Today, Rasheed Shekoni Federal University Teaching Hospital serves as a key institution for medical education, offering training to medical students, resident doctors, and other healthcare professionals while providing high-quality medical services to the people of Jigawa State and beyond.

== Administration ==
Rasheed Shekoni Federal University Teaching Hospital (RSFUTH) is managed by a structured administrative framework that ensures the smooth operation of the hospital's medical, academic, and research activities. The hospital operates under the oversight of the Federal Ministry of Health and is affiliated with the Federal University Dutse College of Medicine and Allied Medical Sciences for medical training and research.
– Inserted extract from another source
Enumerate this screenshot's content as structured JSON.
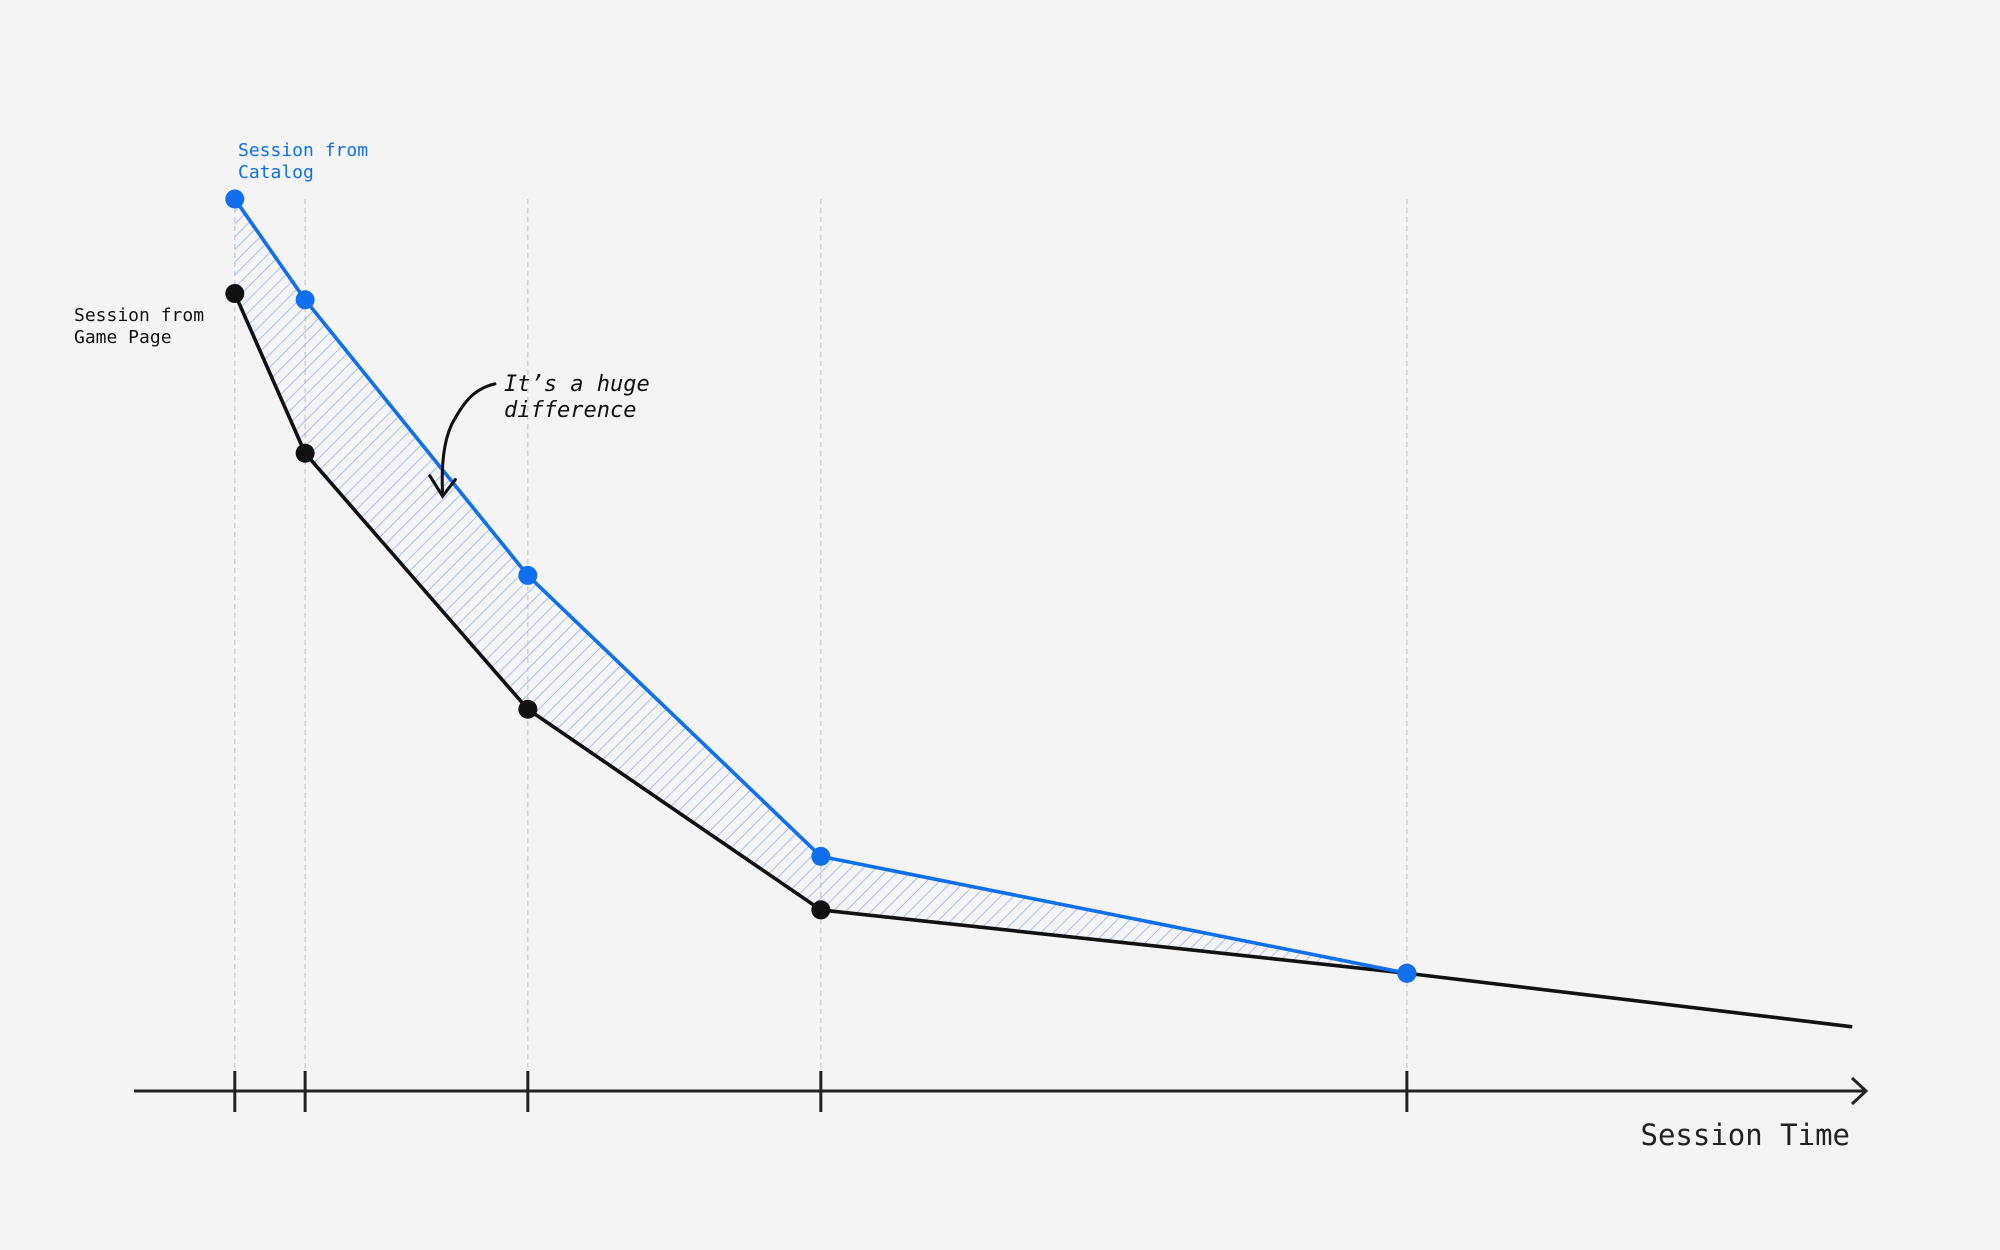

RSFUTH is overseen by a Governing Board appointed by the Federal Government of Nigeria. This board is responsible for policy formulation, resource allocation, and ensuring compliance with national healthcare regulations.
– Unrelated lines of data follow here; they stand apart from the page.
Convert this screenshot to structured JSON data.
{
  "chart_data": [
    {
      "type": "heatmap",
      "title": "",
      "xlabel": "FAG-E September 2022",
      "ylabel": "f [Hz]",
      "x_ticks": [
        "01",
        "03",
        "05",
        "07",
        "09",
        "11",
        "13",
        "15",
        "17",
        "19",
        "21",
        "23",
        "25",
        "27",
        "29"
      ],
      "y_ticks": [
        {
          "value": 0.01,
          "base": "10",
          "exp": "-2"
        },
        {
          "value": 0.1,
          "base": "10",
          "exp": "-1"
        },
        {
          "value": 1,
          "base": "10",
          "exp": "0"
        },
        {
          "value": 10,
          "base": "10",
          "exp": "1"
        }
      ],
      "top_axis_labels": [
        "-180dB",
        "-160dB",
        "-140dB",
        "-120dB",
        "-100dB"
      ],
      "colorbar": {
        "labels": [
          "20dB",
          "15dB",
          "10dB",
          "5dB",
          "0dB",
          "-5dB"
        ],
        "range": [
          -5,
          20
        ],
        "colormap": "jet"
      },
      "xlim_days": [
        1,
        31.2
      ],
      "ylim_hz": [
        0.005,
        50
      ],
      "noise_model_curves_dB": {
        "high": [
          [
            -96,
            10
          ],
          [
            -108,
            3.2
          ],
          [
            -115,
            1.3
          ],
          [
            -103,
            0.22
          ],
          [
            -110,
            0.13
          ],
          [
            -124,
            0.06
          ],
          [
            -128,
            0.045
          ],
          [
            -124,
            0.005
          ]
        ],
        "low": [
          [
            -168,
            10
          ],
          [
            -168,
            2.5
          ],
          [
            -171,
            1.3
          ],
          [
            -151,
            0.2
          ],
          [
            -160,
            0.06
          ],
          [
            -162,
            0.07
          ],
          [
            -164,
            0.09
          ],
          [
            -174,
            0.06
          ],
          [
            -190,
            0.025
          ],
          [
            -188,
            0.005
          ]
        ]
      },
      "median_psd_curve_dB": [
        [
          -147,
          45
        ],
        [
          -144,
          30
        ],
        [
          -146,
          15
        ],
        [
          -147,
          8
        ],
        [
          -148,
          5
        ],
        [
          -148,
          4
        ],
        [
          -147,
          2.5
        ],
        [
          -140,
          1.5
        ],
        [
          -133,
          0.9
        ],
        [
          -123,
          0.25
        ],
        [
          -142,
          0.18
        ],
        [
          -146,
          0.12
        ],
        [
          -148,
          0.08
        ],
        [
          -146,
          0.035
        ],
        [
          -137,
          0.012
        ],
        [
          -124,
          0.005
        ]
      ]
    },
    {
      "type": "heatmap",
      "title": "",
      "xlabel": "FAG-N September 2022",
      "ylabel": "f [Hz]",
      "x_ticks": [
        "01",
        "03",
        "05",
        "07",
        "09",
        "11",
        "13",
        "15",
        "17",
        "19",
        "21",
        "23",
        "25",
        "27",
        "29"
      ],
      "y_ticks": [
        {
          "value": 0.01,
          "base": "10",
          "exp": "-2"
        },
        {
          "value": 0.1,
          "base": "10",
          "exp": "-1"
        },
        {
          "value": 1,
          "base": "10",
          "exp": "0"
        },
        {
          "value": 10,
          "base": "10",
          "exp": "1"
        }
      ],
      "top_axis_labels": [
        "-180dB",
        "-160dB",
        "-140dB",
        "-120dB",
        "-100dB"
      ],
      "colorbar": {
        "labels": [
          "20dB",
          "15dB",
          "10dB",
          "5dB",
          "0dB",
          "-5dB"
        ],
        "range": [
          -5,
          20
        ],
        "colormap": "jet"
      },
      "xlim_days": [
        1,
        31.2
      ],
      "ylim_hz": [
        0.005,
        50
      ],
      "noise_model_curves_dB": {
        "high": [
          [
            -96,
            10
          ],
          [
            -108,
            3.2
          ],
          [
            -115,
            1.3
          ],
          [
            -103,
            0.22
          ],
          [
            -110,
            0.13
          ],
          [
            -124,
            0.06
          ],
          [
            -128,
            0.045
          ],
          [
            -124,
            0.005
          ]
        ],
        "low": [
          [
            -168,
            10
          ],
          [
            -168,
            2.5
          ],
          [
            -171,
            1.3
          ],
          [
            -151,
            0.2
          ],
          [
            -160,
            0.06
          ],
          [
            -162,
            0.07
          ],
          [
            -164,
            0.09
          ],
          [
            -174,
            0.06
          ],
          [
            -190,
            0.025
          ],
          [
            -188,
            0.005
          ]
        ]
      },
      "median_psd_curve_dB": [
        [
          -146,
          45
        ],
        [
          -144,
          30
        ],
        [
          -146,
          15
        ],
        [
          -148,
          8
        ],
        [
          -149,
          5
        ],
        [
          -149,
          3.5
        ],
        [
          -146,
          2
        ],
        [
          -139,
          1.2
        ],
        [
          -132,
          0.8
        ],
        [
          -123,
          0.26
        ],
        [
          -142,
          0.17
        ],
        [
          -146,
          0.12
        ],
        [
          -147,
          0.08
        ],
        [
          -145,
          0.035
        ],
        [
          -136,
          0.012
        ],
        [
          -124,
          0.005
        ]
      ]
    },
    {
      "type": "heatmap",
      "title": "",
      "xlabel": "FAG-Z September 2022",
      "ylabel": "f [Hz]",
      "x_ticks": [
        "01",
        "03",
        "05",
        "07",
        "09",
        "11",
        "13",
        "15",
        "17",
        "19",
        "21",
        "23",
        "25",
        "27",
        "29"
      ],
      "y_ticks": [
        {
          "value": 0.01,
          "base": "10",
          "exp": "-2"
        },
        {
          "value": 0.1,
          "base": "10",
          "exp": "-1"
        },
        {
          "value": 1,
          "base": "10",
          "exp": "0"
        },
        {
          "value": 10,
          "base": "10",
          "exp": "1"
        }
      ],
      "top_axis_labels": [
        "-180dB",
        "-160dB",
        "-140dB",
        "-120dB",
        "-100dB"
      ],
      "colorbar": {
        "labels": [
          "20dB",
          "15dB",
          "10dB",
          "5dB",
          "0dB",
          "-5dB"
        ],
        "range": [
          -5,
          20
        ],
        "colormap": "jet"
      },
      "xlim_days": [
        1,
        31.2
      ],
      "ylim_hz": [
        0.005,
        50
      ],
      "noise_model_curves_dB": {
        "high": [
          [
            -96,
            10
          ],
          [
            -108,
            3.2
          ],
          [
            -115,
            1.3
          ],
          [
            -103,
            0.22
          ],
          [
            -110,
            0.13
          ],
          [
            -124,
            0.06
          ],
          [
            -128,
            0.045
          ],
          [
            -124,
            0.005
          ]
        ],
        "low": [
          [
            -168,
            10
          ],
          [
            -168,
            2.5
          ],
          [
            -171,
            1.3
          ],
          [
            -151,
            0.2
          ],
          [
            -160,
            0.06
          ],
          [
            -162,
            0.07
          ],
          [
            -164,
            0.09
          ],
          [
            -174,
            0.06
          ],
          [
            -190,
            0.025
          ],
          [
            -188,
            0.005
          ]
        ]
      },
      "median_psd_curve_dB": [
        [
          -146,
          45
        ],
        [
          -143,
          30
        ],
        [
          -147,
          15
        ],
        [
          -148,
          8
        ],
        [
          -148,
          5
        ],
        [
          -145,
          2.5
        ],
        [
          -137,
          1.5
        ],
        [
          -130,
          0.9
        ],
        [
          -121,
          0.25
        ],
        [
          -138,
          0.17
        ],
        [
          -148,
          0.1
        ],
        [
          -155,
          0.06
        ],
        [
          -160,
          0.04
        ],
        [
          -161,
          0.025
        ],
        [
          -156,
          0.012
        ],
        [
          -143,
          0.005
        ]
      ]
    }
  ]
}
The Chief Medical Director (CMD) is the highest-ranking executive in the hospital, responsible for overall leadership, strategic planning, and hospital operations. The CMD is appointed by the Federal Government and works closely with other directors to manage the hospital effectively. Dr. Salisu Mu'azu Babura serves as the Chief Medical Director of RSFUTH.

As a teaching hospital, RSFUTH collaborates with Federal University Dutse (FUD) to provide clinical training for medical students, resident doctors, and other healthcare professionals.

RSFUTH receives funding from the Federal Government of Nigeria, primarily through budgetary allocations by the Federal Ministry of Health. Additional funding sources include grants, research partnerships, and internally generated revenue from medical services.